# Rotational inertia of a THICK spherical shell

1. Jul 17, 2004

### Will

Someone please tell me is I am doing this problem correctly.If I have a thick spherical shell with inner radius r, outer radius R, and mass M, I am getting [(2/5)M/(R^3-r^3)](R^5-r^5). It is not the same thing as subtracting I of large sphere from I of smaller one, different than (2M(R^2-r^2)?

$$\frac{\2 (M(R^5-r^5))}{5(R^3-r^3)}$$

Last edited by a moderator: Jul 29, 2004
2. Jul 18, 2004

### JohnDubYa

I think we need to see your work. Do you know how to LaTeX your posts?

3. Jul 18, 2004

### Staff: Mentor

That's correct.
Not exactly. If you treat the hole as a sphere of negative mass, then you can subtract the rotational inertia of each sphere: $I_{shell} = I_{R-sphere} - I_{r-sphere}$. But realize that the mass of each sphere is different.
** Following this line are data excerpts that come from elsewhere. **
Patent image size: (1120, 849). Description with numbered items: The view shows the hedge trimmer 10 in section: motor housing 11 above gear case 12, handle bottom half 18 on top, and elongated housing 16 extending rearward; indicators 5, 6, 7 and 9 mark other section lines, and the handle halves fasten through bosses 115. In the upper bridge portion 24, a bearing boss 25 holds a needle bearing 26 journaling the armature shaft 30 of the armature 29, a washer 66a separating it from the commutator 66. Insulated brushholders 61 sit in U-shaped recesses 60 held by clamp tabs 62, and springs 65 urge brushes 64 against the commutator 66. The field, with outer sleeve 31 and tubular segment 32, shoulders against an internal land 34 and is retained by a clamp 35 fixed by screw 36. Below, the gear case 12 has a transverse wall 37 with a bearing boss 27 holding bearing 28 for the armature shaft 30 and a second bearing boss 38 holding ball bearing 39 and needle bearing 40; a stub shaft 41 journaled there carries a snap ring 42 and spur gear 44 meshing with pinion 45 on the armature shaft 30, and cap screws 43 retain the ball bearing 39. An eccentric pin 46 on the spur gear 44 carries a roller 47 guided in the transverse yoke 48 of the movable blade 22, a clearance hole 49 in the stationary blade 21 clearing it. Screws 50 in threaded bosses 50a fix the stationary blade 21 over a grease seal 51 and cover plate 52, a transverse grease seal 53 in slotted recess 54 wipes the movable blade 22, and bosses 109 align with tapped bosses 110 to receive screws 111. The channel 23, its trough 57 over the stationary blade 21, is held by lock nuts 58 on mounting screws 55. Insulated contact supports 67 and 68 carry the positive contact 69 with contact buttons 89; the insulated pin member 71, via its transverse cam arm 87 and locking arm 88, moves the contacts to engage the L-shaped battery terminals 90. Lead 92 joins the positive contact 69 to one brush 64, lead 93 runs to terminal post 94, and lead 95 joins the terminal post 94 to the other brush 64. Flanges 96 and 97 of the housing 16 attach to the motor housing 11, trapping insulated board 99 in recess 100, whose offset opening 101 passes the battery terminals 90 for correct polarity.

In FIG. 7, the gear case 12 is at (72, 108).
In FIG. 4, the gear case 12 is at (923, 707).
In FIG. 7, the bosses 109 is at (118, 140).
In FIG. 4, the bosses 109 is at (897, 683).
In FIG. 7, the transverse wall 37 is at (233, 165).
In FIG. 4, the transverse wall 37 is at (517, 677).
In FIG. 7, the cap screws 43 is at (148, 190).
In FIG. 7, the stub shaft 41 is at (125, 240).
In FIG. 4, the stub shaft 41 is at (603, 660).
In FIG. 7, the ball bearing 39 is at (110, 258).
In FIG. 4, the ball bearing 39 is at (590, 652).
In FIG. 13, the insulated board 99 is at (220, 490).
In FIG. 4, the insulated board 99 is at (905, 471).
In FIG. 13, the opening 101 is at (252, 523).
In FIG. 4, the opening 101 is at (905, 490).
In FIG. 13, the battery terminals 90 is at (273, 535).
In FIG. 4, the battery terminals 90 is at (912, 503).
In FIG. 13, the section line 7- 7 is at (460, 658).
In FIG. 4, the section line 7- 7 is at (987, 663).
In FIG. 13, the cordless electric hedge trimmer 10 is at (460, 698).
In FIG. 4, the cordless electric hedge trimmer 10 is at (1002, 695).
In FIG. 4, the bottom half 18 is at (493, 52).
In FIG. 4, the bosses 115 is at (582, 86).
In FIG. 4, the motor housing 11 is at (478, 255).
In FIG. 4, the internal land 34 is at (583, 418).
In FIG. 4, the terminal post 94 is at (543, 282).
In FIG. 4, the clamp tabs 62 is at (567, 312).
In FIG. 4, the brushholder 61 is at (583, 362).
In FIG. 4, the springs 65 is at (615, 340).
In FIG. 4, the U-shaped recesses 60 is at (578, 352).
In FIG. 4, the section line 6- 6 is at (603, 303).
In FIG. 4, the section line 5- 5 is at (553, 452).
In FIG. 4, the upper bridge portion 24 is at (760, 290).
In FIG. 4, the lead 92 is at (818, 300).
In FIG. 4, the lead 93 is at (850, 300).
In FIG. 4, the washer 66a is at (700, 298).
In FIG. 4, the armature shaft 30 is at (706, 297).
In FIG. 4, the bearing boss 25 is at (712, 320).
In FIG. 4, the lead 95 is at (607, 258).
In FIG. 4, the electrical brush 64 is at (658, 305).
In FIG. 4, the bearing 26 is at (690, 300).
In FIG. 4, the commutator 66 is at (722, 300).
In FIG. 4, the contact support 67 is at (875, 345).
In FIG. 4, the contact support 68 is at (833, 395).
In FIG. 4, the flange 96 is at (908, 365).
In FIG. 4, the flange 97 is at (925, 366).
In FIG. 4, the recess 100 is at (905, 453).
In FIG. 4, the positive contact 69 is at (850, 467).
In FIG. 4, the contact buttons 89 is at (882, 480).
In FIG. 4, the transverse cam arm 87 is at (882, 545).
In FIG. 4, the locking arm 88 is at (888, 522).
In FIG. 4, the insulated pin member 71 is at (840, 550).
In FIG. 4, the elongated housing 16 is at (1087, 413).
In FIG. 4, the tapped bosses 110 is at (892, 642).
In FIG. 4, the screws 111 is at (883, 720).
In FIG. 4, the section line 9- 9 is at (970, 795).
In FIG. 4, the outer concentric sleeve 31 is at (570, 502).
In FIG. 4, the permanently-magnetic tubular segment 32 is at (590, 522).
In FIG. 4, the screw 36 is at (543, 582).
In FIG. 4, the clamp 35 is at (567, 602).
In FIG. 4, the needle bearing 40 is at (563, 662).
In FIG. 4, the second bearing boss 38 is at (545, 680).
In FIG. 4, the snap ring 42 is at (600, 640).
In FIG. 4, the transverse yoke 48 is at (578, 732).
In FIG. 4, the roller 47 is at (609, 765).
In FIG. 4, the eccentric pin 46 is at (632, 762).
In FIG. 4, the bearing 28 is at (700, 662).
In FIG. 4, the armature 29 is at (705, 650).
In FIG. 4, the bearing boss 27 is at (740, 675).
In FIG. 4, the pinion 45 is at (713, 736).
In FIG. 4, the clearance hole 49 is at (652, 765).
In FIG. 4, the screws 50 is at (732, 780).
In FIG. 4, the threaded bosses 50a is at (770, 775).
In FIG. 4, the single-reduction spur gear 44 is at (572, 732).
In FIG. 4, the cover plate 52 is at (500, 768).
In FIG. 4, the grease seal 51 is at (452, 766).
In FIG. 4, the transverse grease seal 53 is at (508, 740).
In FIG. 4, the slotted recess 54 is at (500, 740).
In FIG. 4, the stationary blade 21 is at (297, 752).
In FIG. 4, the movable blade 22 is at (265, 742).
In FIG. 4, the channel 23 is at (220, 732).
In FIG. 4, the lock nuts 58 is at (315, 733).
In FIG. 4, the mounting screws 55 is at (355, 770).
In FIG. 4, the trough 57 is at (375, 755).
If you express this answer in terms of the mass of the shell instead of the mass of either sphere, then you will find that you get the same answer as above.

4. Jul 18, 2004

### JohnDubYa

Good catch, Doc Al. He is saying that the M in the I = 2/5 MR^2 is not the same for the sphere as it is for the inner core. So you would have to provide unique labels for each.

5. Jul 20, 2004

### Will

Do you mean making my equations in "pretty print"? Please show me where I can learn to do this, its so much easier to read!

6. Jul 20, 2004

### Staff: Mentor

learning Latex

Poke around in this thread for many, many examples: https://www.physicsforums.com/showthread.php?t=8997

7. Jul 20, 2004

### krab

As a check, let the shell thickness approach zero to get the MI of a thin shell.
$$\Delta R^5/\Delta R^3=5R^4/3R^2=(5/3)R^2$$
This is multiplied by $(2/5)M$. The result is the correct answer of
$$(2/3)MR^2$$.

8. Jul 22, 2004

### Will

??? Does R man radius in or out?
Doesn't the other radius come into the equation?

9. Jul 22, 2004

### krab

Sorry for the shorthand. $\Delta$ means the difference between the case with R and the case with r. So for example by $\Delta R^5$ means $R^5-r^5$.